By Paul Goble
Earlier this week individuals appeared before the headquarters of the Russian General Staff carrying posters that clearly indicated they were acting on the basis of religious convictions (sova-center.ru/religion/news/authorities/elections/2016/10/d35654/, portal-credo.ru/site/?act=news&id=122515 http://www.svoboda.org/a/28059348.html and facebook.com/gradustv77/?pnref=story).
Among them were: “What does Christ Teach? Under the guise of tradition and spirituality we are offered war, war and more war.” “Covering himself with Orthodoxy, Putin sows hatred and war.” “Blessed are the Peacemakers.” “If you want peace, prepare for peace.” And “We stand for peace, but we are preparing for war.”
The appearance of these anti-war Christians attracted relatively little attention in Moscow or the West, but that is a mistake, Sergey Filatov of the Moscow Institute of Oriental Studies suggests, because they are part of the spread of genuine and potentially powerful anti-war sentiments among the faithful (sova-center.ru/religion/publications/2016/10/d35675/).
The hierarchy of the Moscow Patriarchate and the traditions of Russian Orthodoxy more generally are so associated with caesaro-papism and support for authoritarian governments, their force structures and army.
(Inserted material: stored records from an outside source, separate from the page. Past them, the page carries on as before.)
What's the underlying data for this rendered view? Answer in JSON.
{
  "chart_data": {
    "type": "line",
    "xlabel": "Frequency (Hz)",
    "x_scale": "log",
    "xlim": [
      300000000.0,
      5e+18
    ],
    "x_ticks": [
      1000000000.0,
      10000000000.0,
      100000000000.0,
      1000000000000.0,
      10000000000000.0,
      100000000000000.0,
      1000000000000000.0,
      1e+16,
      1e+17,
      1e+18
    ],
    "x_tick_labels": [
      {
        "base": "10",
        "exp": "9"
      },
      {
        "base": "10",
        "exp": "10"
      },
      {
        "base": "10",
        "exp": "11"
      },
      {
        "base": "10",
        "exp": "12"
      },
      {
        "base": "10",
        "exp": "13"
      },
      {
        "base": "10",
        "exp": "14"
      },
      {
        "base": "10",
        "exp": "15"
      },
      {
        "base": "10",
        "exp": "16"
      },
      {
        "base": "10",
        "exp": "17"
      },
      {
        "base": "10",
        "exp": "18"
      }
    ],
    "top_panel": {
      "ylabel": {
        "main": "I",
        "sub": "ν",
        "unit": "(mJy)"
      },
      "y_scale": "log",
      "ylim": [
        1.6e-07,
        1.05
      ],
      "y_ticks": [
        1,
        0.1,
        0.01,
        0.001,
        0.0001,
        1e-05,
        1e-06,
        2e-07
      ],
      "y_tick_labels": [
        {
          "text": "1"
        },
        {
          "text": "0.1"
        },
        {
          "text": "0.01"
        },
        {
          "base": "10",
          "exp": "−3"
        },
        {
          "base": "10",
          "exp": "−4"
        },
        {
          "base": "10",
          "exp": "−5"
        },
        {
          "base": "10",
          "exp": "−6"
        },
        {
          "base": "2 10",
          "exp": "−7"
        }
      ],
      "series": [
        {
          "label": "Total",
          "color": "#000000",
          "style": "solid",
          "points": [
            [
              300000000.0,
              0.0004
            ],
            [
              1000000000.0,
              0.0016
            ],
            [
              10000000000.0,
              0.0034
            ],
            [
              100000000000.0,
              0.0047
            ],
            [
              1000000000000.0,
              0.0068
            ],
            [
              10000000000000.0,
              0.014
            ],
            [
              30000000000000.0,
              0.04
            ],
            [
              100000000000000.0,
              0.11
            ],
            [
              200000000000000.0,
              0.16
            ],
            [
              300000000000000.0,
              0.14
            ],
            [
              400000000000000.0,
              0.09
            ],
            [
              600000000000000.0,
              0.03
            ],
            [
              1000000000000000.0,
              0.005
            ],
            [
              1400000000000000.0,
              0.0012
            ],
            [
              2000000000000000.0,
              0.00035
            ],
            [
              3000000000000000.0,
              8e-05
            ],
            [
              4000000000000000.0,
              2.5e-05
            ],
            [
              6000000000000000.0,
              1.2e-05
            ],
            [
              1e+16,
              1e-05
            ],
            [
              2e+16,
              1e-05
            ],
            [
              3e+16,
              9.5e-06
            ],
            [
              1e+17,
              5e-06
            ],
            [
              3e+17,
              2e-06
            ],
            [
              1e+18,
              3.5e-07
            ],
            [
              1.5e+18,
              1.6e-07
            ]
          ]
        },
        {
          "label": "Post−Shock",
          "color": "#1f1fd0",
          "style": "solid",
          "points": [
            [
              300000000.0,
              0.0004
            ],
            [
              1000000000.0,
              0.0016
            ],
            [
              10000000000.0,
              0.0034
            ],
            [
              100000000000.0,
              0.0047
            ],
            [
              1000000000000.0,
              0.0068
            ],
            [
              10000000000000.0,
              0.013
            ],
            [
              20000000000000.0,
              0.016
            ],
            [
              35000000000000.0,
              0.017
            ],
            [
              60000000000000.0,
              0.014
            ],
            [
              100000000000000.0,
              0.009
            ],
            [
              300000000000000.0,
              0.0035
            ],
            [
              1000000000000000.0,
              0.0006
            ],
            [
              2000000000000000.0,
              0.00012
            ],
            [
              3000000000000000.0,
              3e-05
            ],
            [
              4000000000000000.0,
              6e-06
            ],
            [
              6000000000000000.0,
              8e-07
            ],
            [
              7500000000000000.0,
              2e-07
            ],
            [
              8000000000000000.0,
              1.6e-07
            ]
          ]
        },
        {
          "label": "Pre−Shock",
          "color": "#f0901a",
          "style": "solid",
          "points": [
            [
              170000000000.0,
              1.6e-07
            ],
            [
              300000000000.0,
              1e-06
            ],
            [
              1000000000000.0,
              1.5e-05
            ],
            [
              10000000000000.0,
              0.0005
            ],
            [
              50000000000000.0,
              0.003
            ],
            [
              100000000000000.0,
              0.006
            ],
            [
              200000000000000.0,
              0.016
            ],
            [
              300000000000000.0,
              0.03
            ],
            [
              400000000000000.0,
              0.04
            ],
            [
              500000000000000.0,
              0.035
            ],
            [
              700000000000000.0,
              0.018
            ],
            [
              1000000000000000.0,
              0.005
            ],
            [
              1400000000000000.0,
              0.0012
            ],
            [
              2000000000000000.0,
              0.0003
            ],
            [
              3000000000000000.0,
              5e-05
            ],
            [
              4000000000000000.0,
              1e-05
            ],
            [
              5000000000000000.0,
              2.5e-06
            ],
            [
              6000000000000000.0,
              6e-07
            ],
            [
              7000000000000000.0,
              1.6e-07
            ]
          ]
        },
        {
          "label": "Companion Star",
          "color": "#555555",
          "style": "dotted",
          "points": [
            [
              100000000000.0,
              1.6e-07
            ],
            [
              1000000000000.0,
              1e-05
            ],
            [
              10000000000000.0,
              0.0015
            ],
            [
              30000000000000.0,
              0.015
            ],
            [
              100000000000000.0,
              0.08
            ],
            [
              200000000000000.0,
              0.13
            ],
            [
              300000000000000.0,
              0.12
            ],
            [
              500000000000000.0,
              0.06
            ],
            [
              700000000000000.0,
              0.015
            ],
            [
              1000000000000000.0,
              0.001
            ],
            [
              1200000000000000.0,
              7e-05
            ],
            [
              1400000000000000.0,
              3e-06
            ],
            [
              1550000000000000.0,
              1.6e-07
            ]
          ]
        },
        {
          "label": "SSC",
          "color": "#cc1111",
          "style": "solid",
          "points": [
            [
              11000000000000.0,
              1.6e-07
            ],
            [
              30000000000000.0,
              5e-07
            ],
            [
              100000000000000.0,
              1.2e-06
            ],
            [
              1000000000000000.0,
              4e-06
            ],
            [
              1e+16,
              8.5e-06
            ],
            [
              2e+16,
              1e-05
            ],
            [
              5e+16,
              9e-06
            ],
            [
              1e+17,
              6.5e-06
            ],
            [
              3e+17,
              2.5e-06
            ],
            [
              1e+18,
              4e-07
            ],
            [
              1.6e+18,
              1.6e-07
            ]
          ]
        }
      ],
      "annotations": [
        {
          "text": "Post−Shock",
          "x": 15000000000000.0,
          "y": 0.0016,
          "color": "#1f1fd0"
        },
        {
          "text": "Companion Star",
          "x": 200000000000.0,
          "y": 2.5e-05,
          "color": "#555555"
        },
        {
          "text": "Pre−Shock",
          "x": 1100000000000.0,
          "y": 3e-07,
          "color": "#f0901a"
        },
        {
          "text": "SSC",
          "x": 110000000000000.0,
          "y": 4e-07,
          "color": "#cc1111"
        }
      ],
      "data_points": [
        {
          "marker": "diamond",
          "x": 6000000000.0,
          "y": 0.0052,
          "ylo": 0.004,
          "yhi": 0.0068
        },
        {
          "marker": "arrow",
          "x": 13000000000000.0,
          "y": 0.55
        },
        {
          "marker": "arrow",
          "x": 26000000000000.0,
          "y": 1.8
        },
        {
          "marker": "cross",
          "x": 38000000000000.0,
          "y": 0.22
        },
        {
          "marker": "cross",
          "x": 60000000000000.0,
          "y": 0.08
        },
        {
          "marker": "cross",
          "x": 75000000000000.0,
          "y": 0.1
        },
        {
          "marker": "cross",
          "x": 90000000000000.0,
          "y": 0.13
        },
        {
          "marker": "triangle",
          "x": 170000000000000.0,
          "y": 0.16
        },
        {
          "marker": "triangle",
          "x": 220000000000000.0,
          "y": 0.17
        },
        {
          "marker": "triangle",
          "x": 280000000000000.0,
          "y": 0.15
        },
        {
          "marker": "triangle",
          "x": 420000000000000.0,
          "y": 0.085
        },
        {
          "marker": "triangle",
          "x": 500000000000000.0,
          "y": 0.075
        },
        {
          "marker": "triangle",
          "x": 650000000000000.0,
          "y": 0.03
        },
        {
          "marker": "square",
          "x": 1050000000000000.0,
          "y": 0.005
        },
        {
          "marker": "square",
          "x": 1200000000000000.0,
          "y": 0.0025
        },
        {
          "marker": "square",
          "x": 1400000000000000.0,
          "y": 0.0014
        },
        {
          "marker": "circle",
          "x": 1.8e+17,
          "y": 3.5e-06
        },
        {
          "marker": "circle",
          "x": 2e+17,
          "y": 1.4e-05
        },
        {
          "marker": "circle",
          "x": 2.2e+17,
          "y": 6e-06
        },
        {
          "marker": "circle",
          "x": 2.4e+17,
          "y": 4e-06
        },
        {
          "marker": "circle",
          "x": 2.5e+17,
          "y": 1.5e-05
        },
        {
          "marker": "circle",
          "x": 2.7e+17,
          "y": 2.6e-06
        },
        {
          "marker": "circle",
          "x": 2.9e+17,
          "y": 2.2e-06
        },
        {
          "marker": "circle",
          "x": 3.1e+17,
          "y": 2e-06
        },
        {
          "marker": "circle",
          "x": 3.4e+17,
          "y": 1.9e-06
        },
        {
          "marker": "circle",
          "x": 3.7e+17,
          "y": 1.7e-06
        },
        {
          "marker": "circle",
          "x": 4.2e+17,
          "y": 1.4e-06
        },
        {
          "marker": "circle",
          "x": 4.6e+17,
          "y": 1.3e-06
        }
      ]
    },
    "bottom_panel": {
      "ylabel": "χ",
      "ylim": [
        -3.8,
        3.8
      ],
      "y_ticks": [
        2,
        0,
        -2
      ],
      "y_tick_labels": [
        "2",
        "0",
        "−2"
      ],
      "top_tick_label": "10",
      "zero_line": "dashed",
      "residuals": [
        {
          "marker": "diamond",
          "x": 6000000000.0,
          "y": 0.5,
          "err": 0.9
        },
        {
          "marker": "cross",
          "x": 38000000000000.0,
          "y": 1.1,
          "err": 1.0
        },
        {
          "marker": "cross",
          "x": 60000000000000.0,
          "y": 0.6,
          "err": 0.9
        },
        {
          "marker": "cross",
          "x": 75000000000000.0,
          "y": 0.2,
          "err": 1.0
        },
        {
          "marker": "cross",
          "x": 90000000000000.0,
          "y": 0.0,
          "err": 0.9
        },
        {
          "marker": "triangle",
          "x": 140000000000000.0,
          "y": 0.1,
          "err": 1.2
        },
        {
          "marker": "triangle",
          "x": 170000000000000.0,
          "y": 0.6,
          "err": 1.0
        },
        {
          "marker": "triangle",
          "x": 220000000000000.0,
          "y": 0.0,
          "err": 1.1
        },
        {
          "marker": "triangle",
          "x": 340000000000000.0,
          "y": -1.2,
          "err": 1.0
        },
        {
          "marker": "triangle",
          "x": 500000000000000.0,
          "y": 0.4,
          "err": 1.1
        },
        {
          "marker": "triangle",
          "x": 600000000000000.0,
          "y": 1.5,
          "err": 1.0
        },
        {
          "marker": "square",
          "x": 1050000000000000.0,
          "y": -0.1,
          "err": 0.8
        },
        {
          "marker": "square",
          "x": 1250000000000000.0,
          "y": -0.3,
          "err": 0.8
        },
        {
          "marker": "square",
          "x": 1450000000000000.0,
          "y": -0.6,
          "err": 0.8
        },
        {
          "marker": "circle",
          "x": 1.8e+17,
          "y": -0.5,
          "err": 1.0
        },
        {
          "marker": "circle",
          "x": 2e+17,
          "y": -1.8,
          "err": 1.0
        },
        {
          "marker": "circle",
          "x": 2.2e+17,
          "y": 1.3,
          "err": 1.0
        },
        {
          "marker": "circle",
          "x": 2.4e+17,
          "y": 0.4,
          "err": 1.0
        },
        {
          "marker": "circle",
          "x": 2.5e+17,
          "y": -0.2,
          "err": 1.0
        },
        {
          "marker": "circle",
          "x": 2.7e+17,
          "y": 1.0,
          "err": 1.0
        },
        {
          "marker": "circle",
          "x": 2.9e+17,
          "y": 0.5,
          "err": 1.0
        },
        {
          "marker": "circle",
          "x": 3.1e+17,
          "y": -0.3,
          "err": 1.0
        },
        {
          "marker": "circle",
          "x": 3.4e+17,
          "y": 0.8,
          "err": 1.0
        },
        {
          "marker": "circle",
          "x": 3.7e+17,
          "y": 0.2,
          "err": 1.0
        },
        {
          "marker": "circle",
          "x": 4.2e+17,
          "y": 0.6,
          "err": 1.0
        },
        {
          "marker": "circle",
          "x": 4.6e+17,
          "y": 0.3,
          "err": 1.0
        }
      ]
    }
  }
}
But that is now the only trend of opinion within the church especially at the parish level, Filatov says.
Over the last 25 years, he says, “militarist attitudes and support for military victories … is slowly but consistently weakening” within the church, especially at the lower levels but also among some of the hierarchs as well.
“Among the laity, there exists not only a politically liberal pacifist minority, but also anti-war ‘evangelical’ attitudes among believers whom you wouldn’t call liberals with regard to other issues.” What is surprising is not that “Orthodox pacifists have appeared but rather than they have appeared only now.”
Among Christians around the world there has been a slow and sometimes not so slow shift to anti-war positions among many denominations, Filatov says. Roman Catholics have been among the leaders of this in the West as can be seen from the pope’s calls to both sides in the Ukrainian conflict to reach an agreement, calls that have outraged some Ukrainian patriots.
“In Russian Orthodoxy,” the orientalist continues, such “anti-war attitudes are only now being born.” But they have not come out of nowhere or only from abroad. “If one compares the statements of Metropolitan Kirill of 20 years ago and now, then it is possible to see that in his patriotic and statist ideology, the militarist component has weakened.”
“Our society in general did not take note of the most important case when the Russian Orthodox Church did not support the unification of Crimea to Russia and with regard to the conflict in south-east Ukraine consistently has called for reaching an accord” rather than supporting views of patriotic circles it is traditionally been close to.
“This position has many causes, but whatever they were, this position for the Russian Orthodox Church is unique and it represents a most important precedent for the future,” Filatov argues. The church may remain very conservative on many moral issues but on war, it is increasingly going to be against militarism.
That represents a change, and one with enormous consequences for relations between the Kremlin and the Moscow Patriarchate and thus for Russian society and the country’s political system as a whole.